Solutions for Assuming that water vapour is an ideal gas, internal energy change (ΔE)when 1 mole of water is vaporised at 1 bar pressure and 100°C will be(Given, molar enthalpy of vaporisation of water at 1 bar and 373 K = 41 kJ mol-1)[IIT JEE 2007]a)4.100 kJ mol-1b)3.7904 kJ mol-1c)37.904 k J mol-1d)41.00 kJ mol-1Correct answer is option 'C'. Can you explain this answer? in English & in Hindi are available as part of our courses for Class 11. Download more important topics, notes, lectures and mock test series for Class 11 Exam by signing up for free.

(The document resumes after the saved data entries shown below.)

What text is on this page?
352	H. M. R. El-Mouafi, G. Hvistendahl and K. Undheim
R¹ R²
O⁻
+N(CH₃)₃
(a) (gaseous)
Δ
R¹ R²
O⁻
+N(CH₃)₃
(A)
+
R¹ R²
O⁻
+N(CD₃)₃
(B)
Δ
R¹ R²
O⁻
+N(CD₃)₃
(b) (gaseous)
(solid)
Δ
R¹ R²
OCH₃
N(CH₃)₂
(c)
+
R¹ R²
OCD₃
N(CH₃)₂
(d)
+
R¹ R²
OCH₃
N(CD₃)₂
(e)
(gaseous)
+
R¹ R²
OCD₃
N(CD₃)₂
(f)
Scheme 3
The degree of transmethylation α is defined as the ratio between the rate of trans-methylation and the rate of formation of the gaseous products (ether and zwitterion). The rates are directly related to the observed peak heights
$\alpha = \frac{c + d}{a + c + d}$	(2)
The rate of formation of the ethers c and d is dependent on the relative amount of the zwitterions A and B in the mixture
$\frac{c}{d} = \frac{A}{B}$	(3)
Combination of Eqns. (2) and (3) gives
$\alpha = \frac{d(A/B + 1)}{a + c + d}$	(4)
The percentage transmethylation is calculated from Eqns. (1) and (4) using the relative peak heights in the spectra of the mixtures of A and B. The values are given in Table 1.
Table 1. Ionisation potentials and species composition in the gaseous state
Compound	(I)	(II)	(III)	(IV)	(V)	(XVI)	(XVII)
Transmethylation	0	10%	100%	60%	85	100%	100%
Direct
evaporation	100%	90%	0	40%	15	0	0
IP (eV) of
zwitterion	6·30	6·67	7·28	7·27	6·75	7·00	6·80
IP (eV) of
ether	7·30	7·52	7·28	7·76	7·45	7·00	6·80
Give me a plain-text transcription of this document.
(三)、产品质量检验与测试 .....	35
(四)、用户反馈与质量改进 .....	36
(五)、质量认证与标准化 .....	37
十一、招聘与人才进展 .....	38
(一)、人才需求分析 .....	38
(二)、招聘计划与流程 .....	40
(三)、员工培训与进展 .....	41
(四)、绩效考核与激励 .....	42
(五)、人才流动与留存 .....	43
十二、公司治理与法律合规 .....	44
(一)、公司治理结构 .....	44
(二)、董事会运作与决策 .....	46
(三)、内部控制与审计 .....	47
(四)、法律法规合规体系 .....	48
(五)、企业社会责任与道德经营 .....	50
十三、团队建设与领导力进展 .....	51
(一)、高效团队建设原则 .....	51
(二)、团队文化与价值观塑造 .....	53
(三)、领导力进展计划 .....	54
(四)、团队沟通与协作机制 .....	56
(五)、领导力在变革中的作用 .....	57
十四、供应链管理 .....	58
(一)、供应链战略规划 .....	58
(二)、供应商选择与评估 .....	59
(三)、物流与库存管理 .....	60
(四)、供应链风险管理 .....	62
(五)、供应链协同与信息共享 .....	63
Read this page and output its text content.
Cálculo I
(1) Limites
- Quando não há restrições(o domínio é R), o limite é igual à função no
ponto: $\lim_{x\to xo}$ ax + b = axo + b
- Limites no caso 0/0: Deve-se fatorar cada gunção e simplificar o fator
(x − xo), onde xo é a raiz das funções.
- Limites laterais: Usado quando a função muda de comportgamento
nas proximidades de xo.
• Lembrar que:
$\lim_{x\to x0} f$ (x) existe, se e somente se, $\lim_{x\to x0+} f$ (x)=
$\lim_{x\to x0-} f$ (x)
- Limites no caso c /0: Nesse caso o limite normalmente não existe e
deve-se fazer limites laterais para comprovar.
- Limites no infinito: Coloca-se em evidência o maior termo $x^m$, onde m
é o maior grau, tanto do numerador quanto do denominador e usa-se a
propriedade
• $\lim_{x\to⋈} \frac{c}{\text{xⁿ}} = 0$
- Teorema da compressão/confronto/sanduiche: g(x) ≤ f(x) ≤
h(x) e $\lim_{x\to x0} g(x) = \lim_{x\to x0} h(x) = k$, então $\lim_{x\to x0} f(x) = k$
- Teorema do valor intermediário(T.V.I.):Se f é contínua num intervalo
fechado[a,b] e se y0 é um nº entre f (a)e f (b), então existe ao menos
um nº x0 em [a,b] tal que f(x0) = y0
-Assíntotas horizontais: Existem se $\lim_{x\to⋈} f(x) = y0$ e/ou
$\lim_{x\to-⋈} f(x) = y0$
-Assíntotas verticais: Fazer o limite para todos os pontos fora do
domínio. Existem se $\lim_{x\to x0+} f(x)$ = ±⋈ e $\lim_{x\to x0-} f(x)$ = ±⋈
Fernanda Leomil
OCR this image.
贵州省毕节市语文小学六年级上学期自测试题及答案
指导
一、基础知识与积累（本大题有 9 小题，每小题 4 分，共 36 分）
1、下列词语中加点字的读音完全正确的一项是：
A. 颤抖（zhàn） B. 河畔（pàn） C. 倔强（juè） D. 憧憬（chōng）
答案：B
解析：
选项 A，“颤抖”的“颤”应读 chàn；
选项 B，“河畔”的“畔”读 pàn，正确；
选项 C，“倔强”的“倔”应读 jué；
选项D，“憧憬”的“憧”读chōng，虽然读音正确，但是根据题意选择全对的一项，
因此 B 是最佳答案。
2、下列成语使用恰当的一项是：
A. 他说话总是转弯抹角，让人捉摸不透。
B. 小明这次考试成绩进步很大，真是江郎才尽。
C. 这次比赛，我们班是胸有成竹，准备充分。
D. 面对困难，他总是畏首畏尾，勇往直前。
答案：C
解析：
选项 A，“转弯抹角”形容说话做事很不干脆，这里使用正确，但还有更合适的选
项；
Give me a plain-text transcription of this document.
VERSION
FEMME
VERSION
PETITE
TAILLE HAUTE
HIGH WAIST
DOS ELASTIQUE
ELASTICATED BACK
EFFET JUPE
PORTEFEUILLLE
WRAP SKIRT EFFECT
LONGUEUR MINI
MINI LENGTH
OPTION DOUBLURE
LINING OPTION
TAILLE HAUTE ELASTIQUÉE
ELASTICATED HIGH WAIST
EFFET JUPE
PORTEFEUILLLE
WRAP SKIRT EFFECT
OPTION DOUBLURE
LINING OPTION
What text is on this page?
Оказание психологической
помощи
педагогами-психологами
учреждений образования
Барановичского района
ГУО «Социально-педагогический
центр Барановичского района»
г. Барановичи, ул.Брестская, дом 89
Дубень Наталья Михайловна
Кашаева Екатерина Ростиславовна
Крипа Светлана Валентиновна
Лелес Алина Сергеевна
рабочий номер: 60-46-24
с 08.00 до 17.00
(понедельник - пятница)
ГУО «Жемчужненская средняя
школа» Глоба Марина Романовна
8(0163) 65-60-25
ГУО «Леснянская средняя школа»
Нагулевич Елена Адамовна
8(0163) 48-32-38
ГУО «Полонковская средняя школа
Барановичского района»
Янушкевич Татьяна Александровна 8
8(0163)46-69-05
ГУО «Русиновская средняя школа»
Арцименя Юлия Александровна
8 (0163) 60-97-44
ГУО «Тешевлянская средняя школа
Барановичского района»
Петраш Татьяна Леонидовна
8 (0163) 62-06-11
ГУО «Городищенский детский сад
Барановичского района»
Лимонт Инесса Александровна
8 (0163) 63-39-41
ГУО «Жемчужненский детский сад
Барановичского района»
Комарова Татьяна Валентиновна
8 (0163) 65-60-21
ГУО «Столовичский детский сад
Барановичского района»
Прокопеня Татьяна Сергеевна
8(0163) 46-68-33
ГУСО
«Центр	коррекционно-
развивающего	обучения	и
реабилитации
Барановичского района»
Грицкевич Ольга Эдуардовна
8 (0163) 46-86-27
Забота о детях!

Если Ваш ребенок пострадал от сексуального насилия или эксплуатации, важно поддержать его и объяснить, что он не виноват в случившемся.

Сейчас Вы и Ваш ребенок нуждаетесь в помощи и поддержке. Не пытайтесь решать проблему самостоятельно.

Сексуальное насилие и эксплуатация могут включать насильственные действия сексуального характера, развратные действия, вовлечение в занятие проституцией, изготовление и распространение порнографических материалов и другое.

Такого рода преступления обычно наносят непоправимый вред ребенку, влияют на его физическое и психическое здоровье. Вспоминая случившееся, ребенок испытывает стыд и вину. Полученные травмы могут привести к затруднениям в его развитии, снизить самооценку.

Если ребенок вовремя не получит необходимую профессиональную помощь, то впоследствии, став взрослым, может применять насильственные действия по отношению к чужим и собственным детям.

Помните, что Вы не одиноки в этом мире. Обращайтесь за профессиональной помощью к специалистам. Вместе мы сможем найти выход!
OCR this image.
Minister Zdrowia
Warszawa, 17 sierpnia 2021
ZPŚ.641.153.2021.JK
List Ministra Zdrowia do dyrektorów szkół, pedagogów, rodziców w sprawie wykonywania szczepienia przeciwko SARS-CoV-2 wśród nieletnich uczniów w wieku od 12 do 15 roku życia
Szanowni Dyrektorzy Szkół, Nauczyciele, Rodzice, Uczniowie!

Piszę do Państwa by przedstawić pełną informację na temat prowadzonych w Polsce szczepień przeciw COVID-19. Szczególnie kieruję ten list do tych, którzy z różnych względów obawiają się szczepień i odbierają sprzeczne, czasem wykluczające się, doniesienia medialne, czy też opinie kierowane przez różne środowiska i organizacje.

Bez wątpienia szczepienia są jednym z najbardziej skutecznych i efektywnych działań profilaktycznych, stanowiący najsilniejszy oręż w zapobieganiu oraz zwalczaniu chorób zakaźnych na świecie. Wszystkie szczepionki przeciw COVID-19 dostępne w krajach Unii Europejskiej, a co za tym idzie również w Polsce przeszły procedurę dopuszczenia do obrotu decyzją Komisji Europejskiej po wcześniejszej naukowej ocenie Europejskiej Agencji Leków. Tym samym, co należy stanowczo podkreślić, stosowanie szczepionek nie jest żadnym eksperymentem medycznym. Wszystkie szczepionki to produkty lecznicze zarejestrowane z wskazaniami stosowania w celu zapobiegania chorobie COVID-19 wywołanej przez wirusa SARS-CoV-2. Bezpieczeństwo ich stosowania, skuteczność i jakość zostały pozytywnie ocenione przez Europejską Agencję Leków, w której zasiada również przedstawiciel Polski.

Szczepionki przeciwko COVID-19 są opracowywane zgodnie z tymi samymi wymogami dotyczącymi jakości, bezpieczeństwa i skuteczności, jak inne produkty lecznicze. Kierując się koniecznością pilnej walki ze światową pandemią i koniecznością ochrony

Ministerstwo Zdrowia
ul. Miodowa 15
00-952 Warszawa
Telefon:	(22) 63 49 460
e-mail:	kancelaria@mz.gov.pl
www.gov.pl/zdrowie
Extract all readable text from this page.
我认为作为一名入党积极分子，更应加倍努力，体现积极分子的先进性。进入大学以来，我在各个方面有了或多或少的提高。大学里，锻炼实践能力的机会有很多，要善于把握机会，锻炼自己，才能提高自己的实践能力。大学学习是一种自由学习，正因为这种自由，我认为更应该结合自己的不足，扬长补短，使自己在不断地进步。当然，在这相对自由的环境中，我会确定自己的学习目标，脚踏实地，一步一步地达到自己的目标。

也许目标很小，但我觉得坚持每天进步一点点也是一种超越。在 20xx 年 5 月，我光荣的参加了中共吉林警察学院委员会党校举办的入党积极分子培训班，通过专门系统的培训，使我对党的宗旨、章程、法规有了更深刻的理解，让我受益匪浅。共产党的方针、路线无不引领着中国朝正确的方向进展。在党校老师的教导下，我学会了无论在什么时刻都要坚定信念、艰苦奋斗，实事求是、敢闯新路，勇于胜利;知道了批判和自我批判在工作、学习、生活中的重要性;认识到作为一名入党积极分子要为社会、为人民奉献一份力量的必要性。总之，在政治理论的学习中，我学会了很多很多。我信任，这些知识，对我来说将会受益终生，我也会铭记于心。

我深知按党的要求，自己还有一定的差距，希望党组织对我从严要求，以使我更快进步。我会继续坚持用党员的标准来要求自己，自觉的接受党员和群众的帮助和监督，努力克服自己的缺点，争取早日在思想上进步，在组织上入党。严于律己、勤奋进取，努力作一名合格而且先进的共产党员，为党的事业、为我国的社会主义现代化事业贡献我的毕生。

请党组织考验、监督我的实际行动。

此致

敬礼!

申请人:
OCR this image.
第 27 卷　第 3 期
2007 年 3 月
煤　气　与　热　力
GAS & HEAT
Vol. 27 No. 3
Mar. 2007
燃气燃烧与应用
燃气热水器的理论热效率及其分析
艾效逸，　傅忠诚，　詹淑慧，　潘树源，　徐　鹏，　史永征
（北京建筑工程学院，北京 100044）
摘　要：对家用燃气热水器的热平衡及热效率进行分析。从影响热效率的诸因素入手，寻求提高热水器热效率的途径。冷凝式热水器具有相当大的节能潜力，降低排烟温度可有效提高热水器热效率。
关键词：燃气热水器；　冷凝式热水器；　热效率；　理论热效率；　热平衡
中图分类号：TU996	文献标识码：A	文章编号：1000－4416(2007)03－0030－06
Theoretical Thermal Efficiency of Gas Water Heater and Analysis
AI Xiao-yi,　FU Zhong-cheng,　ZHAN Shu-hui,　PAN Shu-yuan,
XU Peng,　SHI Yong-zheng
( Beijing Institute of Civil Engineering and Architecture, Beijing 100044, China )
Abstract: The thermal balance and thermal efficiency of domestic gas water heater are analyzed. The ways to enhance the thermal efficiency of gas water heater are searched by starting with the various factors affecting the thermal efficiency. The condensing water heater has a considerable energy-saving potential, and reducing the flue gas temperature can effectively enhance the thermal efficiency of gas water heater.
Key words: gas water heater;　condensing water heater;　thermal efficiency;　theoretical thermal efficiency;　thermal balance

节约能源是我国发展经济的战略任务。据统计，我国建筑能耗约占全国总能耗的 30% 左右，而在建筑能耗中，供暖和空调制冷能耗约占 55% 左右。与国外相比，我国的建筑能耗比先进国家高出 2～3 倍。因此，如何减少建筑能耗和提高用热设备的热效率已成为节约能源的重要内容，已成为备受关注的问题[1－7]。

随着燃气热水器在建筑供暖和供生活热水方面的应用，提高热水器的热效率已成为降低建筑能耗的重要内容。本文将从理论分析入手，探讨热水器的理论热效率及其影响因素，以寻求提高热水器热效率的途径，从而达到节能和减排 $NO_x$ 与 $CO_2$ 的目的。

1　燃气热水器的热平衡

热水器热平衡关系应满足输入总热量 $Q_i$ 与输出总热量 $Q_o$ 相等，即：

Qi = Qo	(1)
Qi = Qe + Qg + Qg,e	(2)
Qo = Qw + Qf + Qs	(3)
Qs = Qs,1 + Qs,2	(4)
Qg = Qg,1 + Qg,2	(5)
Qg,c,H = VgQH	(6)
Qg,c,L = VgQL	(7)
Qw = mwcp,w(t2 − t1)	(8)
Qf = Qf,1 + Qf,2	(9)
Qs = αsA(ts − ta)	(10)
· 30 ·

Here you can find the meaning of Assuming that water vapour is an ideal gas, internal energy change (ΔE)when 1 mole of water is vaporised at 1 bar pressure and 100°C will be(Given, molar enthalpy of vaporisation of water at 1 bar and 373 K = 41 kJ mol-1)[IIT JEE 2007]a)4.100 kJ mol-1b)3.7904 kJ mol-1c)37.904 k J mol-1d)41.00 kJ mol-1Correct answer is option 'C'. Can you explain this answer? defined & explained in the simplest way possible. Besides giving the explanation of Assuming that water vapour is an ideal gas, internal energy change (ΔE)when 1 mole of water is vaporised at 1 bar pressure and 100°C will be(Given, molar enthalpy of vaporisation of water at 1 bar and 373 K = 41 kJ mol-1)[IIT JEE 2007]a)4.100 kJ mol-1b)3.7904 kJ mol-1c)37.904 k J mol-1d)41.00 kJ mol-1Correct answer is option 'C'. Can you explain this answer?, a detailed solution for Assuming that water vapour is an ideal gas, internal energy change (ΔE)when 1 mole of water is vaporised at 1 bar pressure and 100°C will be(Given, molar enthalpy of vaporisation of water at 1 bar and 373 K = 41 kJ mol-1)[IIT JEE 2007]a)4.100 kJ mol-1b)3.7904 kJ mol-1c)37.904 k J mol-1d)41.00 kJ mol-1Correct answer is option 'C'. Can you explain this answer? has been provided alongside types of Assuming that water vapour is an ideal gas, internal energy change (ΔE)when 1 mole of water is vaporised at 1 bar pressure and 100°C will be(Given, molar enthalpy of vaporisation of water at 1 bar and 373 K = 41 kJ mol-1)[IIT JEE 2007]a)4.100 kJ mol-1b)3.7904 kJ mol-1c)37.904 k J mol-1d)41.00 kJ mol-1Correct answer is option 'C'. Can you explain this answer? theory, EduRev gives you an ample number of questions to practice Assuming that water vapour is an ideal gas, internal energy change (ΔE)when 1 mole of water is vaporised at 1 bar pressure and 100°C will be(Given, molar enthalpy of vaporisation of water at 1 bar and 373 K = 41 kJ mol-1)[IIT JEE 2007]a)4.100 kJ mol-1b)3.7904 kJ mol-1c)37.904 k J mol-1d)41.00 kJ mol-1Correct answer is option 'C'. Can you explain this answer? tests, examples and also practice Class 11 tests.